The length of a rectangle exceeds its breadth by 4cm. If the length is increased by 3cm and the breadth is increased by 2cm, the new area exceeds the original area by 79 sq cm. Find the dimensions of the given rectangle.
Answers
Given:
➠ Let the breadth of the rectangle be x
➠ then, the length = (x+4)
Solution:
⟼ Area of the rectangle = l×b
⟼ Area = (x+4)(x) = x²+4x
If
⟼ length = (x+4)+3 = x+7
⟼ breadth = x+2
then,
⟶ Area of the rectangle = (x+2)(x+7)
⟼ Area = x²+9x+14
which is also equal to:
⟼ x²+9x+14 = x²+4x+79
⟼ x²-x²+9x-4x = 79-14
⟼ 5x = 65
⟼ x = 65/5
∴ x = 13
so,
⟼ length = (x+4) = 13+4 = 17cm
⟼ breadth = x = 13 cm
⟼ Area of the rectangle = x²+4x
= 169+52 = 221 cm²
Answer:
The length is 17 cm and breadth is 13 cm.
Step-by-step explanation:
Length exceeds breadth by = 4 cm
Length when increased by 3 cm and breadth increased by 3 cm, the new area exceeds the original area by = 79 cm².

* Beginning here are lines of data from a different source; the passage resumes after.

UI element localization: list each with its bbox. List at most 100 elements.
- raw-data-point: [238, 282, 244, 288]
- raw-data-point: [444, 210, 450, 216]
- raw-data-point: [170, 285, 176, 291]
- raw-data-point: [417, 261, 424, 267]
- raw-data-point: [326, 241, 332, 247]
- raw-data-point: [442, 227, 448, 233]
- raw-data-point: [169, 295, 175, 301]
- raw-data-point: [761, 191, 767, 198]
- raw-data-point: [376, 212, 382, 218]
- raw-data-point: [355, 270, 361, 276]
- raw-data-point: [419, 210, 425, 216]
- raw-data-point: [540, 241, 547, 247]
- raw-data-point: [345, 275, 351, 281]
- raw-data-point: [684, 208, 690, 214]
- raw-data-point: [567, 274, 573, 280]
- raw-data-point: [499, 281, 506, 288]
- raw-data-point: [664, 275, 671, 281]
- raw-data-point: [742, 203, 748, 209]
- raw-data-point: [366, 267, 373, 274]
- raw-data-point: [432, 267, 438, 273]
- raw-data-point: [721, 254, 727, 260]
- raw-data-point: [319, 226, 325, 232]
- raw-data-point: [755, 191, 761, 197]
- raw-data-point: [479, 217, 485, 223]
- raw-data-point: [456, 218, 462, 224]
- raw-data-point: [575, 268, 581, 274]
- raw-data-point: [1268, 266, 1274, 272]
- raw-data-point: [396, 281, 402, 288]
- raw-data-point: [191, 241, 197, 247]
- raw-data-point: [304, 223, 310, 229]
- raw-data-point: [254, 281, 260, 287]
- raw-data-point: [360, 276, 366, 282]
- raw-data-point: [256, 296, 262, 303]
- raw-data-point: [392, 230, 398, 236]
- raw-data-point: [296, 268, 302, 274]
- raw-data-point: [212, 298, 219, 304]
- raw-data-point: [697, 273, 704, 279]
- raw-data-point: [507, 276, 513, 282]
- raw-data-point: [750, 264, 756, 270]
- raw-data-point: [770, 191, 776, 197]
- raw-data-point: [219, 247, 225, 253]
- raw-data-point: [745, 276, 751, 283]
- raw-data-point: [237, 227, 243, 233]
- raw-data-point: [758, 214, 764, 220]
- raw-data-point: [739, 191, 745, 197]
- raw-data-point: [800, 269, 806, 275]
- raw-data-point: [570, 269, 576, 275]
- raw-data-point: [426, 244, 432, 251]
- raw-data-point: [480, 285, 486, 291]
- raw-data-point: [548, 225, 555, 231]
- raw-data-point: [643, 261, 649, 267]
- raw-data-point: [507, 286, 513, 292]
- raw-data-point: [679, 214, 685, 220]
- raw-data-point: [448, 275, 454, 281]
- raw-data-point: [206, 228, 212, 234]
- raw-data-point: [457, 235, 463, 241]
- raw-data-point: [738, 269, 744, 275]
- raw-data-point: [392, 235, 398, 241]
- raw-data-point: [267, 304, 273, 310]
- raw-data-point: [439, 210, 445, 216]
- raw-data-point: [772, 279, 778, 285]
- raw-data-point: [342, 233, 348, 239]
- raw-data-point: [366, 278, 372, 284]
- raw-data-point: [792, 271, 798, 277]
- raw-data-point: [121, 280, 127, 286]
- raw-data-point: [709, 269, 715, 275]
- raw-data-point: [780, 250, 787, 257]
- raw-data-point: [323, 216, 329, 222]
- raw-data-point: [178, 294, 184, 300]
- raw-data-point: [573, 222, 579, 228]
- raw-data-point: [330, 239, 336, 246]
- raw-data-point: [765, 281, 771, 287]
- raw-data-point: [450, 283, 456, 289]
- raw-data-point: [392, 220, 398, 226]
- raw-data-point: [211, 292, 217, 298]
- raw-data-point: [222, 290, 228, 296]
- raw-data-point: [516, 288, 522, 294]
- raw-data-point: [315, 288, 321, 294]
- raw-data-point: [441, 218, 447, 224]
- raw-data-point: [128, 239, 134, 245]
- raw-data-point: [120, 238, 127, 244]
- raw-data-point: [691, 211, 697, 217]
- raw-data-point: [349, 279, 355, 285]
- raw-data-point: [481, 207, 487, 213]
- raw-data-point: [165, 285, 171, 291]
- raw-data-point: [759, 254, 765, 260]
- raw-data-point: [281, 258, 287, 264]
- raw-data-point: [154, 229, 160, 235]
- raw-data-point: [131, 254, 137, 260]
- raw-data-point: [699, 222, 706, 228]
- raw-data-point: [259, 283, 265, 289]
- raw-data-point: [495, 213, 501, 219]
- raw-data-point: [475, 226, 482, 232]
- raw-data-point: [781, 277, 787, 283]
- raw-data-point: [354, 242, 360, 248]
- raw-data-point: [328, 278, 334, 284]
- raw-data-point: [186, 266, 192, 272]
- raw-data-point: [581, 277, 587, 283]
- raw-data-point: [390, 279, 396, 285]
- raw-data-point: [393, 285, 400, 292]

Dimensions of the rectangle = ??
Let the length be x and breadth be y.
Length exceeds the breadth by 4 cm.
x - y = 4
x = 4 + y ---- (Equation I)
Area of rectangle = Length × Breadth
Original area =
x × y
xy
According to the Question,
- Length = x + 3
- Breadth = y + 2
xy + 79 = (x + 3)(y + 2)
xy + 79 = xy + 2x + 3y + 6
79 - 6 = 2x + 3y
73 = 2x + 3y ----- (Equation II)
By elimination method,
Eq. I → 2x + 3y - 73 = 0
Eq. II → x - y - 4 = 0
Equation II is rewritten as 2x - 2y - 8 = 0.
Subtract Equation I from Equation II.
2x - 2y - 8 - (2x + 3y - 73) = 0
2x - 2y - 8 - 2x - 3y + 73 = 0
-5y + 65 = 0
-5y = -65
-y = -65/5
y = 13 cm
Breadth = 13 cm
Place the value of y in equation I,
x = 4 + 13
x = 17 cm
Length = 17 cm
Therefore, the length is 17 cm and breadth is 13 cm.